We got the charter. Although I had worried that pro bono clients might get the service they were paying for, Ed and his team, everyone at Hughes Hubbard, always treated us like Fortune 500. Ed always called me back the same day, often after 7 PM from the train on his way home to Westchester.
When I called him on a Friday about something we needed urgently, Arinze Ike, the young attorney who was the associate Ed had assigned to our case, called me back that afternoon. “Is it ok if I get it to you Monday?”
“Of course. Have a great weekend.” If I had said I needed it sooner, Arinze would have worked over the weekend.
We had been working with Ed for a couple of years when, finding myself in lower Manhattan with some time to spare, I just dropped by the Hughes Hubbard offices, wonderfully located for me just a block from the Staten Island ferry. I had never done anything like this before. “Any chance Ed Vidal is available?” Surprise. He was.
We were sitting in his office — I think Arinze had joined us — “shooting the breeze” like I was hanging with members of our school team around my desk. I don’t know how the question of school replication came up.
I told Ed, “People have been encouraging us to replicate since before we opened Lavelle. "There should be a Lavelle Prep in every borough.’” I was flattered but had no interest in spending my days in a car between boroughs.
“You ought to build the charter sector on Staten Island. A bigger charter school presence on the Island will give you more clout and more cover with the local pols.”
Serendipitous advice or the hand of God. Ed had opened a possibility which we had never considered, which had never occurred to me. Relieved of my imagined travel burden, we began work on a replication proposal. We called it Lavelle Prep North. That’s the way all networks seemed to grow in the charter sector. You opened one school, and then you cookie-cuttered it.
Instead of additional schools in Brooklyn, the Bronx or Manhattan, we would open our second school just across the Island.
Staten Island is a public transportation nightmare. Another school in another location would make our integrated college prep program available to more kids.
Except our application was rejected. Lavelle Prep had not had enough time to show that it was replication worthy. A setback or divine guidance?

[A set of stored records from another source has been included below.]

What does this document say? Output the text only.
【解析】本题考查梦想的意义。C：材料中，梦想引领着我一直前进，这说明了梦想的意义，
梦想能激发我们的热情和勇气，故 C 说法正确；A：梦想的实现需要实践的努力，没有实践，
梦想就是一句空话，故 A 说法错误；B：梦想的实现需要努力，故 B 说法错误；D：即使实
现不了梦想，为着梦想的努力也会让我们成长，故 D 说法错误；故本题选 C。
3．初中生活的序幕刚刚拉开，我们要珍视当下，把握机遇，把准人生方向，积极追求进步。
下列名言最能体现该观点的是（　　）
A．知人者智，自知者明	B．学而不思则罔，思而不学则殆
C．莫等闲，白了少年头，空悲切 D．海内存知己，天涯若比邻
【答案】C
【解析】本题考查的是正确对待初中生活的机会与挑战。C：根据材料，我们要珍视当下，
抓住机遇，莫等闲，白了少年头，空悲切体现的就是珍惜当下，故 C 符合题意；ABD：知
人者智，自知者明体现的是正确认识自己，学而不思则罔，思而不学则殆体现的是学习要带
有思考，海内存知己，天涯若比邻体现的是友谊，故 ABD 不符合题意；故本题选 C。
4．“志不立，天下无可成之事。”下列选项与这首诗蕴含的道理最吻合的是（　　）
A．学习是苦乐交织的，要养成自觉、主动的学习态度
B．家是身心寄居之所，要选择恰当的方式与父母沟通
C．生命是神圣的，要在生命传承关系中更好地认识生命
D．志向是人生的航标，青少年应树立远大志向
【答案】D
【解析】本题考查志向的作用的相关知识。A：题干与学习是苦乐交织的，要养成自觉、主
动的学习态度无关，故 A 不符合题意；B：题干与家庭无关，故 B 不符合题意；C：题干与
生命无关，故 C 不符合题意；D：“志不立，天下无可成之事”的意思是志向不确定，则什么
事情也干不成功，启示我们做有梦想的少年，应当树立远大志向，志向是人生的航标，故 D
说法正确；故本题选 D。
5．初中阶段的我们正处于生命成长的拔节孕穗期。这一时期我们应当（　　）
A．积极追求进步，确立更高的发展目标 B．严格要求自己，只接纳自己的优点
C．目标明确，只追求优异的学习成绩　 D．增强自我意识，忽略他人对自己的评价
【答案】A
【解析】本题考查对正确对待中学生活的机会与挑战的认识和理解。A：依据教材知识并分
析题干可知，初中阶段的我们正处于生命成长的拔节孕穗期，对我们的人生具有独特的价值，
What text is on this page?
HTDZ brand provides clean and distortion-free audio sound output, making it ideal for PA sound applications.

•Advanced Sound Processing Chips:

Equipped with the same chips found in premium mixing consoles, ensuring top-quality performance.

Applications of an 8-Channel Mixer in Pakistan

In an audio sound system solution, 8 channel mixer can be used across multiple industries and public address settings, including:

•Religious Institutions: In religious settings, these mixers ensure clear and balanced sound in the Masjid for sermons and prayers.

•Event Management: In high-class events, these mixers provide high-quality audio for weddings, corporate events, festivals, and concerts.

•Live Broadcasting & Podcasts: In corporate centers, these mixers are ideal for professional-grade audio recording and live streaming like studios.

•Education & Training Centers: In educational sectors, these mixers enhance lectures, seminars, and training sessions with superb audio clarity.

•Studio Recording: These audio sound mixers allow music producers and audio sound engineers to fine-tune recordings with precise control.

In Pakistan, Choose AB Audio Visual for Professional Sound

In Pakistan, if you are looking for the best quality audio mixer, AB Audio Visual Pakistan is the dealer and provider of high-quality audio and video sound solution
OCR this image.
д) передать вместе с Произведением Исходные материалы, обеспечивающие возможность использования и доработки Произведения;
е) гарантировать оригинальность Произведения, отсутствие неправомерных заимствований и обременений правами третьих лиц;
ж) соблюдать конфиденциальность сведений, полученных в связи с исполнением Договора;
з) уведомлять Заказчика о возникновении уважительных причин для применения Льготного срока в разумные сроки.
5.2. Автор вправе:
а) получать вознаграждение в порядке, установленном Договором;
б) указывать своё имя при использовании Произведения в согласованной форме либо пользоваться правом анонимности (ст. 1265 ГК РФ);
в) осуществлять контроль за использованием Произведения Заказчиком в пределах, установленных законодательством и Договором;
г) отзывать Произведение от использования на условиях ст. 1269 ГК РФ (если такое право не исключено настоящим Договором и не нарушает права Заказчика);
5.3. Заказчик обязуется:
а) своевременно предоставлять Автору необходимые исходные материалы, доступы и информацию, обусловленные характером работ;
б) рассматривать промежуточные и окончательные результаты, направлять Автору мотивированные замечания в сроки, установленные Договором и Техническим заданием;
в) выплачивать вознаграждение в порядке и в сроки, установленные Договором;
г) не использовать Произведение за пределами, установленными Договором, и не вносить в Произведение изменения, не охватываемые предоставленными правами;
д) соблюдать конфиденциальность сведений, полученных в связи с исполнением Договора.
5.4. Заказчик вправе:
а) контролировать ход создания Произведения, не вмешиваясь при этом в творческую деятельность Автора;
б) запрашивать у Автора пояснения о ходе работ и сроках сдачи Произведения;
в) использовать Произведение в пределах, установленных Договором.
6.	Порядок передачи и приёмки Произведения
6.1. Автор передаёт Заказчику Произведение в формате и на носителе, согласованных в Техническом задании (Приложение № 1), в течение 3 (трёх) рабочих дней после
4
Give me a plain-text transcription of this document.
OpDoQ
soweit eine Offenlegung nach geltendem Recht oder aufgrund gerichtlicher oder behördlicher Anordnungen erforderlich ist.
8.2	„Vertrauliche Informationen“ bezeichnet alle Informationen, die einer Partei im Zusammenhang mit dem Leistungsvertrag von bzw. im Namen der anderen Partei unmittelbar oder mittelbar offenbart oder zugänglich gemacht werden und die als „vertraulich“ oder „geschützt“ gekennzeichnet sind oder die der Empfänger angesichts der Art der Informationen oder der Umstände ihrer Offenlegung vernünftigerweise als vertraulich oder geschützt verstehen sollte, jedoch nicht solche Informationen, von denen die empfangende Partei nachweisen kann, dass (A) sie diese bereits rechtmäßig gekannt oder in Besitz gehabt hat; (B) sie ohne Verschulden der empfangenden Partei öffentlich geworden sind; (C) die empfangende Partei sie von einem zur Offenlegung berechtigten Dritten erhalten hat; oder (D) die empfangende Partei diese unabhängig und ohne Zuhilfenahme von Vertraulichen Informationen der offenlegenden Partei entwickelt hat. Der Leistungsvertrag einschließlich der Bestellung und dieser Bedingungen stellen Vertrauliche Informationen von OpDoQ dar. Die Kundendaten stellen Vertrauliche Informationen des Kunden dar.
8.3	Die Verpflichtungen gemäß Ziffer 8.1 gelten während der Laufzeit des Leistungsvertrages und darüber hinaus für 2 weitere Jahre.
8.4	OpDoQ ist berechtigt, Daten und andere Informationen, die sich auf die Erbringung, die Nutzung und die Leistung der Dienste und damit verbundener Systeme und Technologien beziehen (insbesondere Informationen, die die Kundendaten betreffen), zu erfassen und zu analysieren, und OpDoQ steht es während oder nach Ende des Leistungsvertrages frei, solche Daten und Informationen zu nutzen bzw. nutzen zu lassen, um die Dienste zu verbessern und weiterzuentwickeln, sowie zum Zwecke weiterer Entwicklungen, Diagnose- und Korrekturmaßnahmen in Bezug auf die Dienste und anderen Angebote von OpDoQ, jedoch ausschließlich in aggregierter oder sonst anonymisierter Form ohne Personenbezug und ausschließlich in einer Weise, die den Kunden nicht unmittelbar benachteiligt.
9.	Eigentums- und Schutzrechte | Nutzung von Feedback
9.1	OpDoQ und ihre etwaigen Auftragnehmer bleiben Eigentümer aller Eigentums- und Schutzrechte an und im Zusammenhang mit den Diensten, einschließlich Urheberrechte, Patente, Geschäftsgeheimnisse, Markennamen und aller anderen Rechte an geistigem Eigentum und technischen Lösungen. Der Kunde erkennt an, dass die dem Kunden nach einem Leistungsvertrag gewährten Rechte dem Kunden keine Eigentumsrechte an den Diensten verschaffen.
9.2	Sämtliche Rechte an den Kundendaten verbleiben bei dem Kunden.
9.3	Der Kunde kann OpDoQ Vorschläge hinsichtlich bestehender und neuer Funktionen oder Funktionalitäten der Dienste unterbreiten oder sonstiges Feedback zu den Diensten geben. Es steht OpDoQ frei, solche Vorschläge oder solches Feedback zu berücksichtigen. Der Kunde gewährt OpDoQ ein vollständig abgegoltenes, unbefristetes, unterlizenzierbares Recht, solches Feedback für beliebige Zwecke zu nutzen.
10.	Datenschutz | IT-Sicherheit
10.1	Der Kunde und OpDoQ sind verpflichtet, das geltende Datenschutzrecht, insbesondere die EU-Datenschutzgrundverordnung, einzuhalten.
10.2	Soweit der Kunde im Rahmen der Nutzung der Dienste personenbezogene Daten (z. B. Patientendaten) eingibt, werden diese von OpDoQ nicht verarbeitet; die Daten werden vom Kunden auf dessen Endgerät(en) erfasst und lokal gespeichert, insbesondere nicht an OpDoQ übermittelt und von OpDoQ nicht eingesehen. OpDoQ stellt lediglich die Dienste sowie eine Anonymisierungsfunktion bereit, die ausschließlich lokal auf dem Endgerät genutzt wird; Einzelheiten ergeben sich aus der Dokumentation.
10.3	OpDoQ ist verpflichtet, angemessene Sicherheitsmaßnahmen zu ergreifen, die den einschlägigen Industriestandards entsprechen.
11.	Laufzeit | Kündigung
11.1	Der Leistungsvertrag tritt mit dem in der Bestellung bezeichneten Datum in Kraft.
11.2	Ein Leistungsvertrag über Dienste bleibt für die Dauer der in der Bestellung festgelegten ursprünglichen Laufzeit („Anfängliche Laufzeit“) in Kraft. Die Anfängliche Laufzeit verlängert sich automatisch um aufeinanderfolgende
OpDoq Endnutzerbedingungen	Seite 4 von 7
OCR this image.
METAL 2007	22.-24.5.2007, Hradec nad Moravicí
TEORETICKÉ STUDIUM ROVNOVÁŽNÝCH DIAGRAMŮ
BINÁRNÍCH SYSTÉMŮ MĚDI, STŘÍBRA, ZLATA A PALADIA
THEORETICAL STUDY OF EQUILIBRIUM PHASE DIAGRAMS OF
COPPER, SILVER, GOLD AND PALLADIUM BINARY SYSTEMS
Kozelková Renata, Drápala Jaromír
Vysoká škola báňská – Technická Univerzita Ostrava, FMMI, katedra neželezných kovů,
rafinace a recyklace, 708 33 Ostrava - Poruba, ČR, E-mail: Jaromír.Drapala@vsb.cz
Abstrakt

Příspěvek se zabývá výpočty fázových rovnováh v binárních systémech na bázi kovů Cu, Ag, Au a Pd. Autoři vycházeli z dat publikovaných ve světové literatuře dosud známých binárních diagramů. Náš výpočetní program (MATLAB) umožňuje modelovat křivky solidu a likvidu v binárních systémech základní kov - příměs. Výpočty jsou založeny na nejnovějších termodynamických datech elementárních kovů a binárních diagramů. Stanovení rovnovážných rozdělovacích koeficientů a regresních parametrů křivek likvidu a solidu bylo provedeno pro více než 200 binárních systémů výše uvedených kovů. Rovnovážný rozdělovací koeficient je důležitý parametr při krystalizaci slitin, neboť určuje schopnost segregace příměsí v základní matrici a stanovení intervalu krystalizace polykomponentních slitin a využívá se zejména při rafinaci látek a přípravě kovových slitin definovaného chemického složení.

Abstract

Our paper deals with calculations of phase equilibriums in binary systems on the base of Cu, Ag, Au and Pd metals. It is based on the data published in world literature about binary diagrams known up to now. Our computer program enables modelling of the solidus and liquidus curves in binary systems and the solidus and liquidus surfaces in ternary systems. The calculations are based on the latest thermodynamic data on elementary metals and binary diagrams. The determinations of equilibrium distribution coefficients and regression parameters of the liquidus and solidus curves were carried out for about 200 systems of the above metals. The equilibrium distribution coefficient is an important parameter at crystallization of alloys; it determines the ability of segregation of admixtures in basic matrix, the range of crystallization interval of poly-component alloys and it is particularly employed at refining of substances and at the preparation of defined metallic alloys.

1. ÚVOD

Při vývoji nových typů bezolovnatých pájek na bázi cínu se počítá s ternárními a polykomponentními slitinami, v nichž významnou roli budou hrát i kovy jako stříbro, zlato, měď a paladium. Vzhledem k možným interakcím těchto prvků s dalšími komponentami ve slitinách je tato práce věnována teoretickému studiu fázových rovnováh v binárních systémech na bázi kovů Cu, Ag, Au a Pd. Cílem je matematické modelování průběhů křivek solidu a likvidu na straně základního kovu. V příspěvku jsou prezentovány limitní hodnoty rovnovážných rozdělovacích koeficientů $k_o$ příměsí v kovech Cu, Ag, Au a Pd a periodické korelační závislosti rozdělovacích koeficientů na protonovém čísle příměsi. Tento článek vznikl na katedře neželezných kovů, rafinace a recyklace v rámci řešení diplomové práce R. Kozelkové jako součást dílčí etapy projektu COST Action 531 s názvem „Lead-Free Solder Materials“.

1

We pivoted. Instead of a replication of Lavelle, we would propose an entirely different school model. We considered alternatives before going with a proposal for a transfer high school. The second charter was easier to get than the first. The third was easier than the second. The fourth was the easiest of all. All schools shared a common vision, college preparation while integrating students living with emotional challenges and other disorders. Each with a unique design. We were creating a range of choices for Staten island parents, and we were piloting four quite different new school designs.
I want to say it was “a brilliant solution.” We didn’t figure it out. We were led to this solution. Was it luck? Was it the hand of God?
We were wandering aimlessly, not without intention. We wanted to level the playing field for students living with emotional challenges, but we weren’t following a map. We allowed ourselves to be guided, and in this instance, as in so many others, the Universe took us to a wonderful place.
[1] J.R.R. Tolkien, The Fellowship of the Ring.